Inside

Gonçalo M. Tavares 

The inside of a house is the result of a giant excavation.

Excavation is a form of sculpture – and sculpture is a form of excavation, one might say.

To sculpt is to excavate stone – it is to excavate horizontally rather than vertically. It is to excavate not just matter, from left to right and from right to left, but air too; to give shape to the air which remains between materials placed above ground. What is taken from the stone is not just pieces of matter which occupy space. Also taken are pieces of matter which appear to occupy no space at all. The invisible air takes shape by surrounding the hard, visible matter from which the sculpture is made. Sculpture gives shape both to matter, and to the invisible. The invisible becomes that which surrounds a form, a kind of negative image of solid matter, with an identity of its own. The more personality the solid part of a sculpture has, the more original its negative, that invisible anatomy which scrupulously and accurately surrounds the matter.

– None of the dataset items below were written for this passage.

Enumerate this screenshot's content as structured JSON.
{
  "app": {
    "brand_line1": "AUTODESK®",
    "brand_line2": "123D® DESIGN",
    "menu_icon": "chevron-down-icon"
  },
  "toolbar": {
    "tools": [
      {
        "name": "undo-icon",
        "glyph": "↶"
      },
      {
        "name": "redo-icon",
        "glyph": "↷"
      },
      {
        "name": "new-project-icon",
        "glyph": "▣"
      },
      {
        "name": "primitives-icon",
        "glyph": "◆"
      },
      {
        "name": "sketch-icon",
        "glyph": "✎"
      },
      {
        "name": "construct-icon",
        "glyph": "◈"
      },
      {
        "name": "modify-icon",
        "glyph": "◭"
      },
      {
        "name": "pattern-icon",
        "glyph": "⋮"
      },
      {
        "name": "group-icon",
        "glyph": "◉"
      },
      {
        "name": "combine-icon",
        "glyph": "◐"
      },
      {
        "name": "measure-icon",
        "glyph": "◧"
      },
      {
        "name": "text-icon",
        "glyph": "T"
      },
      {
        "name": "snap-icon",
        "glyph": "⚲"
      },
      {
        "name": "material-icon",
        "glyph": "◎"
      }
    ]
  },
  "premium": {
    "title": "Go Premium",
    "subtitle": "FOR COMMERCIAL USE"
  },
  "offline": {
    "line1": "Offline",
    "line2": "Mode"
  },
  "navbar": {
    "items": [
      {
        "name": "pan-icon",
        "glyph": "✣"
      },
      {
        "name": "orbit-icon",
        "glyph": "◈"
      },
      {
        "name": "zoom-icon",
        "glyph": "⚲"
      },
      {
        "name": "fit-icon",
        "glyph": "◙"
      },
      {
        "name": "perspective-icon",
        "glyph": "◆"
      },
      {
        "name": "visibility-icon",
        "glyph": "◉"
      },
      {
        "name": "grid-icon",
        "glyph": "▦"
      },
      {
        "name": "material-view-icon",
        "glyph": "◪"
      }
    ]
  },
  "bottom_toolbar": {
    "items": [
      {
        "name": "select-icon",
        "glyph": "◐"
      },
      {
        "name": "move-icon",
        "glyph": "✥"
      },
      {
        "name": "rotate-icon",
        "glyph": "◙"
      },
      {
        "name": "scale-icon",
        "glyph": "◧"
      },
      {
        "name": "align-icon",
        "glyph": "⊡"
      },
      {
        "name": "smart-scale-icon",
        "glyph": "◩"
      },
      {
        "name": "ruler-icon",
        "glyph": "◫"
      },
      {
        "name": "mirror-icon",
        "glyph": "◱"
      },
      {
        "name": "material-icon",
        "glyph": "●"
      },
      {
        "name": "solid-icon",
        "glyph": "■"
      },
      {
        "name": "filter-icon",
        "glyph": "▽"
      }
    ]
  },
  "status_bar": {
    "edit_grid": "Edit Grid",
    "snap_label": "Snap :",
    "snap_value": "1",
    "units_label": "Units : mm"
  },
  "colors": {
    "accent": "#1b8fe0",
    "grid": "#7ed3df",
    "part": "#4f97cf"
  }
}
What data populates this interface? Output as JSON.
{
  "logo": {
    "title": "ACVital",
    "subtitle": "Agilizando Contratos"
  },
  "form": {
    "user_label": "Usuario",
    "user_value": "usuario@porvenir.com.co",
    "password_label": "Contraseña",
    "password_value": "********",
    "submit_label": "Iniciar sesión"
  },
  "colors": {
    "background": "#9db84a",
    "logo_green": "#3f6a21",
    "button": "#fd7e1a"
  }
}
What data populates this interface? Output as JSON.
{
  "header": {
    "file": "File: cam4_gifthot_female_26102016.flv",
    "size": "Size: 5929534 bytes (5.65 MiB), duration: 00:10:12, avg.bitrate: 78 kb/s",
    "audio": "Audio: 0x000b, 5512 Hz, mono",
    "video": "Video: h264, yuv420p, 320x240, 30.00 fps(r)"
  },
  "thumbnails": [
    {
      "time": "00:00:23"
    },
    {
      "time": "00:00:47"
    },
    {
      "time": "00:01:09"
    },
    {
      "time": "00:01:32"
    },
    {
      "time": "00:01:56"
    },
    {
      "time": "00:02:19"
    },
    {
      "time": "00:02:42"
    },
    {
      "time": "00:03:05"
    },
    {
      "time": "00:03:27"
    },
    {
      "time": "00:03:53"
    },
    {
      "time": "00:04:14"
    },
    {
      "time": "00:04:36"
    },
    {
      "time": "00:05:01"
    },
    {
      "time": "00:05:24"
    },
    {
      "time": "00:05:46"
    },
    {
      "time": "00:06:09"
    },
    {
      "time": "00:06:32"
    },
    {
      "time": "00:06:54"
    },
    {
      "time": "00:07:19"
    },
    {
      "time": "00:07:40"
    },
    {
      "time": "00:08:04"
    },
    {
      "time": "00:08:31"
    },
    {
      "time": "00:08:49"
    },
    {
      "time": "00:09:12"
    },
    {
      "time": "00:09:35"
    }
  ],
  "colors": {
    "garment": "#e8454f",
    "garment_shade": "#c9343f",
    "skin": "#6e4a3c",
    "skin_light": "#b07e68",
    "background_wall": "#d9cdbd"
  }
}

What shape is the invisible? That is the question to ask when speaking of interiors.

Let us at this stage invoke Heidegger and the function of philosophy: philosophy goes round in circles; it is the opposite of progress in that it does not move forward, instead drawing endless circumferences. And why?

Because it constantly circles the centre, the essential.

Perhaps it could be said that it traces an ever deeper circumference, into which men can fall (and not just men, but also objects, habits, the city). This, then, is what it means to ponder the essential: to constantly circle the same thing, but going deeper each time.

And that, one might say, is also the job of an artist, of an architect, of a writer. Circling the same things, but every day a little deeper.

There is a notable difference here in relation to the concept of technological progress.

“Onwards!,”

shout those who regularly introduce new products; progress as legwork, as forward motion, as ground gained; like someone seeking to put their name on as many square metres as possible. Occupying territory, like an invasion. This is what armies do, just like technology or certain ideas of progress.

Art, architecture, literature and philosophy follow other physical orientations: they go madly round in circles, working frantically, but always within the same square metre. They dig, go underground, return to the surface to breathe, and dig again in the same spot. At most, an architect or an artist turn the ground they have appropriated into a hole, then a well; and as the excavation deepens, a point is reached when they can only be extricated from the well by another, with the aid of a rope or a ladder. Someone must remain at the surface to ensure the safety of the one going down to the bottom.

“Downwards!,” shout those who work in the arts, “ever downwards!”.

Poetry and architecture; space and rhyme.

Mário Quintana, a Brazilian writer and poet, wrote a short text describing a family evening from his childhood in which a relative reads aloud from a poetry book:

“Tralalalala, tralalalala,

Tralalalala, tralalalalala…”

After a while, Gabriela exclaims:

“But it doesn’t rhyme!”

This causes quite a stir, eliciting disbelief all round. Poor Juquinha hurriedly reads out the last two verses…querulous…white…your…inane…vague…infinitely…

Heavens! How could it be?

“The rhyme must be in the middle,” major Pitulga solemnly pronounces.

This is met with a collective sigh of relief.

Well, there it is. In space, in architecture, the rhyme – if it exists – must also be in the middle.

What is the interior of a space? It is the impression of rhyme, of harmony, of material agreement among all the parts. As if the inhabitant were the final rhyme; the rhyme that is in the middle.